The 2010-2011 school year brought new food items to the student-accessible vending machines. Health teachers and the district’s health committee were consulted to decide which items would be the healthiest choices, but only six students – three juniors and three seniors – were part of a committee to give their opinions on the impending switch. In light of this decision, The Kirkwood Call staff voted 46:4 that more students should have had the opportunity to voice their opinion on an issue that directly affects them.

This is the age of choices. Teenagers are at a crossroads between childhood and adulthood, constantly making decisions moving them in either way. However, the majority of students did not get a voice in the administration’s decisions to switch the food offered in vending machines, denying students this powerful learning opportunity.

The administration surely had the best interests of students at heart when they decided to switch to the healthier options. It was projected that money would be lost in the healthy change, so that could not have been a motive. Also, according to Anahad O’Connor, health and wellness blogger of The New York Times, it has even been proven in California that the ban of junk food in schools has been successful in cutting calories from high school students’ diets, giving proof that this plan might work.

However, by not taking more students’ opinions into consideration, the administration deprived students of an opportunity to make their own choices. According to Mike Wade, junior class principal, a committee of six students, three juniors and three seniors, were consulted in 2010 on whether the machines should contain all healthy snacks or keep the mixture of healthier and unhealthy snacks. They were split on the issue.

The administrators were not affected by this switch. The vending machine in the faculty room still offers unhealthy items such as regular chips. Students were directly affected and should therefore have gotten more of a voice in the decision.

High school should prepare students for the real world. With hardly a voice in important matters such as the switch to healthier foods in vending machines, students will not be prepared to make decisions for themselves as adults.

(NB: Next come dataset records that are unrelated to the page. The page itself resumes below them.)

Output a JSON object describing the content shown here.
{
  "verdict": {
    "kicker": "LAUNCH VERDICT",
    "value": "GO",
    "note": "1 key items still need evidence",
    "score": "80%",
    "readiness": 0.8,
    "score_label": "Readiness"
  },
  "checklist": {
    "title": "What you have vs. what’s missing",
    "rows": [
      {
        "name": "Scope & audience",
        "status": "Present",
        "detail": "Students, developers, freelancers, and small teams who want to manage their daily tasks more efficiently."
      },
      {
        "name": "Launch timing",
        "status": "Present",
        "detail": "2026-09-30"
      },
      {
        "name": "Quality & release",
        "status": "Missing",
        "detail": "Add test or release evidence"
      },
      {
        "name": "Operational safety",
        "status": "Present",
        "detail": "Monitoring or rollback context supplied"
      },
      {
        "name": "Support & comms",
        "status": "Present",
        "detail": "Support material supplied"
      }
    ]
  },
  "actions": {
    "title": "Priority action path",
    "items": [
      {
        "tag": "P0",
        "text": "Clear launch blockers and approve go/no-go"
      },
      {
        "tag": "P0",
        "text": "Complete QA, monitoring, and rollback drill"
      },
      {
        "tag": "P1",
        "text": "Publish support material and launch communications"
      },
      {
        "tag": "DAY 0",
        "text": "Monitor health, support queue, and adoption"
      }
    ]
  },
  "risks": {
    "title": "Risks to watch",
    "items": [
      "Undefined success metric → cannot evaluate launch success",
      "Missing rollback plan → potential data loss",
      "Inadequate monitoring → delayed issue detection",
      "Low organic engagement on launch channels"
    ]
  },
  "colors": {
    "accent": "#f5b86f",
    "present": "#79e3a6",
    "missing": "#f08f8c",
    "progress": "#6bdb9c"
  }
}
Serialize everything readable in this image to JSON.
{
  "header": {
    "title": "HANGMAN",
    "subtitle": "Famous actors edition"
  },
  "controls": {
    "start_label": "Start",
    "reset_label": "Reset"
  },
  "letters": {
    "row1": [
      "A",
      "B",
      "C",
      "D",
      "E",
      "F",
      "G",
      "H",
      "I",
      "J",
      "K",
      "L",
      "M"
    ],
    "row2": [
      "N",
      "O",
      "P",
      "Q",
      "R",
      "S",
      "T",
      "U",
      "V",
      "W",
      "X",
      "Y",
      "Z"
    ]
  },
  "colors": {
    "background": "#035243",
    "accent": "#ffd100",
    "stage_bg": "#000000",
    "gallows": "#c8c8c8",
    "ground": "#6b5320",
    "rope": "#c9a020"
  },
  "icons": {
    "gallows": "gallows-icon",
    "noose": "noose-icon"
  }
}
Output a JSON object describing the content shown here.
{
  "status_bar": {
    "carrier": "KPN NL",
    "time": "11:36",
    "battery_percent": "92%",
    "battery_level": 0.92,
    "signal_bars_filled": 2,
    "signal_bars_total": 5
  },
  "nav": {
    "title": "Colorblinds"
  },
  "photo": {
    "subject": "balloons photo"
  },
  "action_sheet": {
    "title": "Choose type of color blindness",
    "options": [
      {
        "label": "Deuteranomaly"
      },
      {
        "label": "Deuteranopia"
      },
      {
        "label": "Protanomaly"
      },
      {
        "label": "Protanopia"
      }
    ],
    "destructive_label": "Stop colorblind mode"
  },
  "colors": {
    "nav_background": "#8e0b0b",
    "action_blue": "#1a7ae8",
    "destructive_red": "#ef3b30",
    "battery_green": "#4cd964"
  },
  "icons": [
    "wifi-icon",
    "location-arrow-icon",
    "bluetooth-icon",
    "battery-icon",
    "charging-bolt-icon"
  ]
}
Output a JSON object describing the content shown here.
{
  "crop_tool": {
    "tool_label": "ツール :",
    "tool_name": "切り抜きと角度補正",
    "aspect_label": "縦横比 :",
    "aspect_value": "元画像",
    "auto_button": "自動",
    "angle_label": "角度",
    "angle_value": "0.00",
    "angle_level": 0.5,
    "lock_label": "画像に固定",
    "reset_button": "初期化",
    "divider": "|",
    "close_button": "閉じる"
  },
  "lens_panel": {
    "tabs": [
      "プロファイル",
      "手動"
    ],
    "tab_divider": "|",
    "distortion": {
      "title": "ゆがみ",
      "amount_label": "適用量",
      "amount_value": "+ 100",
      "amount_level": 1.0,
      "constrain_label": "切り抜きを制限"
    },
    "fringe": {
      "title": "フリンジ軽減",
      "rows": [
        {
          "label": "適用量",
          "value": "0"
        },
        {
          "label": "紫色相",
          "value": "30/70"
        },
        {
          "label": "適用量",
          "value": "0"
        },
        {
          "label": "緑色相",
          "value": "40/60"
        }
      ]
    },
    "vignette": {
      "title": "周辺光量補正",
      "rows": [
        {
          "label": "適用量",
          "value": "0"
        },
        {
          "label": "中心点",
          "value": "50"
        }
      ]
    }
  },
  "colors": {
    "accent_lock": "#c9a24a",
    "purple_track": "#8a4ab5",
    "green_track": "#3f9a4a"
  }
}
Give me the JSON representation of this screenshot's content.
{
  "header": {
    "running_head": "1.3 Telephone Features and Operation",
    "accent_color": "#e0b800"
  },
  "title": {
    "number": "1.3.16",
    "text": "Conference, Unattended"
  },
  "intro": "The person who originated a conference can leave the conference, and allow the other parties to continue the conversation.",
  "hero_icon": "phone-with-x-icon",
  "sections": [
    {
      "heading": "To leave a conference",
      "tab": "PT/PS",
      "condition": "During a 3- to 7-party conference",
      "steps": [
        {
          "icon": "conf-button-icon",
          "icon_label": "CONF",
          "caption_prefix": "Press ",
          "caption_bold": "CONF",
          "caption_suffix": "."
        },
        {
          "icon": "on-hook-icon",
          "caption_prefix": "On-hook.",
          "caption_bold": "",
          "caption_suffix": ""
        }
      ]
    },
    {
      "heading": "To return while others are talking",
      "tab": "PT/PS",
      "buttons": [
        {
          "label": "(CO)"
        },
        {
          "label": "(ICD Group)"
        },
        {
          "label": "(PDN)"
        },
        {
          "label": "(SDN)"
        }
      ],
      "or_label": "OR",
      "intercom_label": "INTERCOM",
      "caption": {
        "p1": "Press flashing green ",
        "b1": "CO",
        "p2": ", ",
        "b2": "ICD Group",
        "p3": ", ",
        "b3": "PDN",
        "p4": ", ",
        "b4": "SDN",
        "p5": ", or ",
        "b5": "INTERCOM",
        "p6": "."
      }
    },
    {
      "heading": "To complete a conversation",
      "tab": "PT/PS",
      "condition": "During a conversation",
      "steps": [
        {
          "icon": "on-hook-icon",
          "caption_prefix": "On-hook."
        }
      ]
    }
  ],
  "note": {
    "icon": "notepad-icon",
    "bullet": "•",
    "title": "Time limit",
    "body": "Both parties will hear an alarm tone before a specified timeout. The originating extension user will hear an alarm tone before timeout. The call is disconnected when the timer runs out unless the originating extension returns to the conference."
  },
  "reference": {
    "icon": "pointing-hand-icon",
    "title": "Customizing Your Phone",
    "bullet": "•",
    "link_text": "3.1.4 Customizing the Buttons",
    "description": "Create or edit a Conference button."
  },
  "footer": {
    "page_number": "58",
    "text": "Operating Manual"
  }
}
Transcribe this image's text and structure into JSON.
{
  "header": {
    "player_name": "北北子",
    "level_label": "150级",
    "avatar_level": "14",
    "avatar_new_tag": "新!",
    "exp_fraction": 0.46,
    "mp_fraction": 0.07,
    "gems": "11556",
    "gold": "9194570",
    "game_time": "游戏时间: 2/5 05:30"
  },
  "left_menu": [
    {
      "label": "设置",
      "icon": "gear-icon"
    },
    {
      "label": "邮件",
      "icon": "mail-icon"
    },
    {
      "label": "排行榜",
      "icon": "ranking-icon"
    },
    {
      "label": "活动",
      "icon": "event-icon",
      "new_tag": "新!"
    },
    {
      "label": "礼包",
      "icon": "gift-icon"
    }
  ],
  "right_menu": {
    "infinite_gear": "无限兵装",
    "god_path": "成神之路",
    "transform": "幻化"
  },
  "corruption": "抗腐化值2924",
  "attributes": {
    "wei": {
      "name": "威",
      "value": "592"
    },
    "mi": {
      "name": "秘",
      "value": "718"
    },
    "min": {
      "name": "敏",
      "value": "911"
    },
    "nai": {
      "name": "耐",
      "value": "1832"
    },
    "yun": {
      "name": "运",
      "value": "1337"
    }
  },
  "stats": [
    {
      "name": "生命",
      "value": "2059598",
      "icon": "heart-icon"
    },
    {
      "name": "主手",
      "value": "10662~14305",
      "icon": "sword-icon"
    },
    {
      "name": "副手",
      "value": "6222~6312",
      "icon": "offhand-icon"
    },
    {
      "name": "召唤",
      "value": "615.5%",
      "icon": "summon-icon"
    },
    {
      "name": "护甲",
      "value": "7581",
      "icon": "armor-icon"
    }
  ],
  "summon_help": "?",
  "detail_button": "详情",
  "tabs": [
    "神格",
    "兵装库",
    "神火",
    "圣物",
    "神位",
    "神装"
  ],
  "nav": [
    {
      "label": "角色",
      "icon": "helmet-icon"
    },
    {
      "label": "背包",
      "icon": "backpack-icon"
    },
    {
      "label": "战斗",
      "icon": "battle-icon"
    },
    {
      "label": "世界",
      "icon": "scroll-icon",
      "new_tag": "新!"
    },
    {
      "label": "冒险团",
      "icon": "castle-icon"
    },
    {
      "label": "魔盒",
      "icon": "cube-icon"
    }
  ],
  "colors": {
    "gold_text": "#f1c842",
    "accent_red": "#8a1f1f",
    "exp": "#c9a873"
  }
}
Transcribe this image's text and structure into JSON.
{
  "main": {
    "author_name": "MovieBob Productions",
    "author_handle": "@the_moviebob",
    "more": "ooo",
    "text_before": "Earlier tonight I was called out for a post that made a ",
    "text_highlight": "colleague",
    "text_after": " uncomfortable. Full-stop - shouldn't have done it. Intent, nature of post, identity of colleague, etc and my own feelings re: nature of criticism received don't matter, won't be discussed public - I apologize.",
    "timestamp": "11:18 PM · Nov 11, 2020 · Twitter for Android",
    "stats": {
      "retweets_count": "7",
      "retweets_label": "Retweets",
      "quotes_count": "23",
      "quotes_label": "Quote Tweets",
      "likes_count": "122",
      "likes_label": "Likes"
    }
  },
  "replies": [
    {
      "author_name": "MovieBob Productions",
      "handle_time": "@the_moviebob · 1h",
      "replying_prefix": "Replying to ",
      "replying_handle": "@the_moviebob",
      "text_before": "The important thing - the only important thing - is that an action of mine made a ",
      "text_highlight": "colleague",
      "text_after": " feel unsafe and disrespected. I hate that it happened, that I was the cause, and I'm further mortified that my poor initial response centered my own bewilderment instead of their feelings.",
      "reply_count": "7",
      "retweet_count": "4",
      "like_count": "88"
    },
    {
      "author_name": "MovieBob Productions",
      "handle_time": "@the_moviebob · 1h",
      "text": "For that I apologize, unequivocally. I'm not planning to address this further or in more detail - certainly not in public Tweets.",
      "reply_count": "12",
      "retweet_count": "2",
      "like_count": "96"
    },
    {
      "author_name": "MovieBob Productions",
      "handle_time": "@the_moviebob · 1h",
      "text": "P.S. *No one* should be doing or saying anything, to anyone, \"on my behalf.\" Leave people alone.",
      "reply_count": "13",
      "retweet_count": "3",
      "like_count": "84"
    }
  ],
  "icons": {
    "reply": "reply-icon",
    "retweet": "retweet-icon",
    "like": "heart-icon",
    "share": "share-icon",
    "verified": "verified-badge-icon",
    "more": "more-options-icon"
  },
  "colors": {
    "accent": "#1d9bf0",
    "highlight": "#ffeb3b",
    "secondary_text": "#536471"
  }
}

The administration should not make these seemingly unimportant decisions for the student body or else they might take that power and extend it to more important aspects of school life, such as which classes are mandatory or what budget cuts to make.

No one can fault the administration for trying to instill healthy habits in students. While a poll of the entire student body should have been done before changes to the vending machines were made, it is not too late to take students’ opinions into account.

Deciding for themselves on those healthy habits is the only way to help students learn from the change.